Correction: Fish Camp is a Park in Wisconsin

Note: While this article is technically an official correction, it also contains editorial elements.

Local Scoutmaster Rick Dawson pointed out to me that in the article which I wrote about Michael Umthun earning the rank of Eagle Scout, published on last week’s front page, I accidentally wrote “Fish Camp” rather than “Fishpond” as the location for Umthun’s Eagle Scout Project, as well as previous Eagle Scout Cole Fourage’s project, the scouting monument at Fishpond Park here in Eagle Grove.

But that was not just a typo. Fish Camp Park is a park on the shore of Lake Kegonsa, right where the Yahara river feeds into it, which I remember fondly from my boyhood.

Probably, aside from the similarity in the names of the two parks, the subconscious reason I inadvertently typed Fish Camp for Fishpond when I was writing that article about a young man’s scouting career, was my remembrance of my own boyhood scouting career. My first exposure to the park came when my Scoutmaster, Merle Gjertson, took our troop camping there. I lived on the same lake, but until that trip I had no idea the park was even there, as I was at the time not allowed to boat on the lake on my own.

On that first Fish Camp trip we scouted along the shore for flint and shale, and both brittle, jagged rocks for arrowheads, and smooth, strong rocks for our slingshots. And we learned fire starting techniques, camp cooking techniques, and proper tent raising techniques. Most of all, we learned proper fish cleaning techniques, because the camp had a fish cleaning station.

Later, after my parents began to allow me to boat and canoe on the lake and river independently, I often returned to Fish Camp to while away afternoon hours. Sometimes I would fish from the shore, on the pier. Other times I would fish anchored off shore, both near and far from the camp. Almost always, I would use the camp’s facilities to clean my catch, as I’d learned in scouts.

And, I would often earn a few dollars cleaning the catch of others. That was easy money as far as my teenage self was concerned. I just had to sit nearby, whiling the time away reading, and wait for someone to bring fish and seem squeamish, or unsure what to do – and then volunteer to help them. I didn’t usually ask for payment, and didn’t usually have to.

And, my troop continued to camp and perform exercises and trainings at Fish Camp every year, through my whole scouting career. So I wasn’t always there alone.

When I was a young adult, I often made some extra money putting in and taking out piers on the lake, and along the river, with my brother and some buddies. When there was a storm, I’d often be the guy locals would call to go find their missing pier sections that had blown into the lake. Usually, that just involved motoring out to Fish Camp, where the river’s inlet was, and then following its current to where the pier sections would come together (which varied with the river’s flow through the lake). Sometimes, it would involve some free diving, which my younger self was adept at.

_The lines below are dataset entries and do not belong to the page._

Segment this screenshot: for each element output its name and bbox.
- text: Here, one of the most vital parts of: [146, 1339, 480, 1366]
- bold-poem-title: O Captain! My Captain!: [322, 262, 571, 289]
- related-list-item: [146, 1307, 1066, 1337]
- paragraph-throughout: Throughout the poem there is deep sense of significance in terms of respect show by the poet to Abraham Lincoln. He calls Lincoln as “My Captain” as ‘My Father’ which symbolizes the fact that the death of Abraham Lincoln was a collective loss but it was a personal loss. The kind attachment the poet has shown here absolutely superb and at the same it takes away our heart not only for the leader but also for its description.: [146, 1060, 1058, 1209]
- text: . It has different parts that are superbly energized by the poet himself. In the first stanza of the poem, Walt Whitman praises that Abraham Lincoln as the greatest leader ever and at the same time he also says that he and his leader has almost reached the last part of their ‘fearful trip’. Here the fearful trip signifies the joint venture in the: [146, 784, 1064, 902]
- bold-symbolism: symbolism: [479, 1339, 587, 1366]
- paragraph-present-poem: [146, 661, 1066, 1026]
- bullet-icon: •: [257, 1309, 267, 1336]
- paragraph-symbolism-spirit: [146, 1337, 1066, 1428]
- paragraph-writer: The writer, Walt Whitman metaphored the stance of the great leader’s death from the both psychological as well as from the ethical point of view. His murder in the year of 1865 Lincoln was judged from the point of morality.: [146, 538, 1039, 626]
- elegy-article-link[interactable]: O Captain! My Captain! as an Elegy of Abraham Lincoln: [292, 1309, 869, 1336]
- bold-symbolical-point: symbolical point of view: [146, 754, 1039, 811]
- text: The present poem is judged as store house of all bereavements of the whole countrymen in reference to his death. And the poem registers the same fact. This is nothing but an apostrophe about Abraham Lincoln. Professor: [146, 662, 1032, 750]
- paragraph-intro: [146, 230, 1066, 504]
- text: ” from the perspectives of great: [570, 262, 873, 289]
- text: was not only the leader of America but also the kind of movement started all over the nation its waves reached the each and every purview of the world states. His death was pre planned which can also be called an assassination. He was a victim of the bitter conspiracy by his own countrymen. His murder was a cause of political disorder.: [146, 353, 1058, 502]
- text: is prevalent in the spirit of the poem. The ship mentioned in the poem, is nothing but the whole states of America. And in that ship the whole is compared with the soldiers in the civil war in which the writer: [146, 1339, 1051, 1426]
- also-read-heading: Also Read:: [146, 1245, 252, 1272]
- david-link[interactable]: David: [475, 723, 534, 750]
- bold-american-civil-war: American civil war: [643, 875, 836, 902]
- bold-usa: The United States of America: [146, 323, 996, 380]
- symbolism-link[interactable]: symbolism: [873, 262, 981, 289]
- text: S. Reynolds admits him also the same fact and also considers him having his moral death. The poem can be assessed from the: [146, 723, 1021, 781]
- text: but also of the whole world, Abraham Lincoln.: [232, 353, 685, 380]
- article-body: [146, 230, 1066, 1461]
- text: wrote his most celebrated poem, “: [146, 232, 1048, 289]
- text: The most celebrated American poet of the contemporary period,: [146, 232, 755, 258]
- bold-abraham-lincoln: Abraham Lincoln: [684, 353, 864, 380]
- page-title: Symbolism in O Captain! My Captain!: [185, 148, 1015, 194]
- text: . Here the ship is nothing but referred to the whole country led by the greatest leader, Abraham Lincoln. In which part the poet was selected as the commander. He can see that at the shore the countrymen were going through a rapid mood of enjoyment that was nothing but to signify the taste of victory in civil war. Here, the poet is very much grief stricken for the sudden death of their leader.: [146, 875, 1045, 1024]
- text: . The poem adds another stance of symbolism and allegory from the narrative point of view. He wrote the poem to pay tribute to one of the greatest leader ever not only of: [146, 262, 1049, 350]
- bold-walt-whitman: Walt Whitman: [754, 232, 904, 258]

Long after moving off the lake, and even after moving to Iowa, there were still a few old timers on good ‘ol Lake Kegonsa who would call me to see if I’d put in their piers, or take them out, or go find their lost pier sections. Often, I’d just arrange someone for them, from among my local contacts. A few times, I even drove all the way there just to help some old friends, or their parents, out.

So, Fish Camp has been an important part of my life for most of my life, and is intrinsically tied to my own personal backstory, and the story of my own scouting career. And then when in the fullness of time I found myself reporting on another young man’s scouting career, which involved a very similarly named park, I fell right into the trap life had laid for me by the confluence of events.

Hopefully, dear readers, you can all understand how my mental wires got crossed here, and can forgive the mistake. And I also hope you’re now all as amused by the serendipity of this particular screw up on my part as I was, as soon as I realized just how, and why, I’d made it.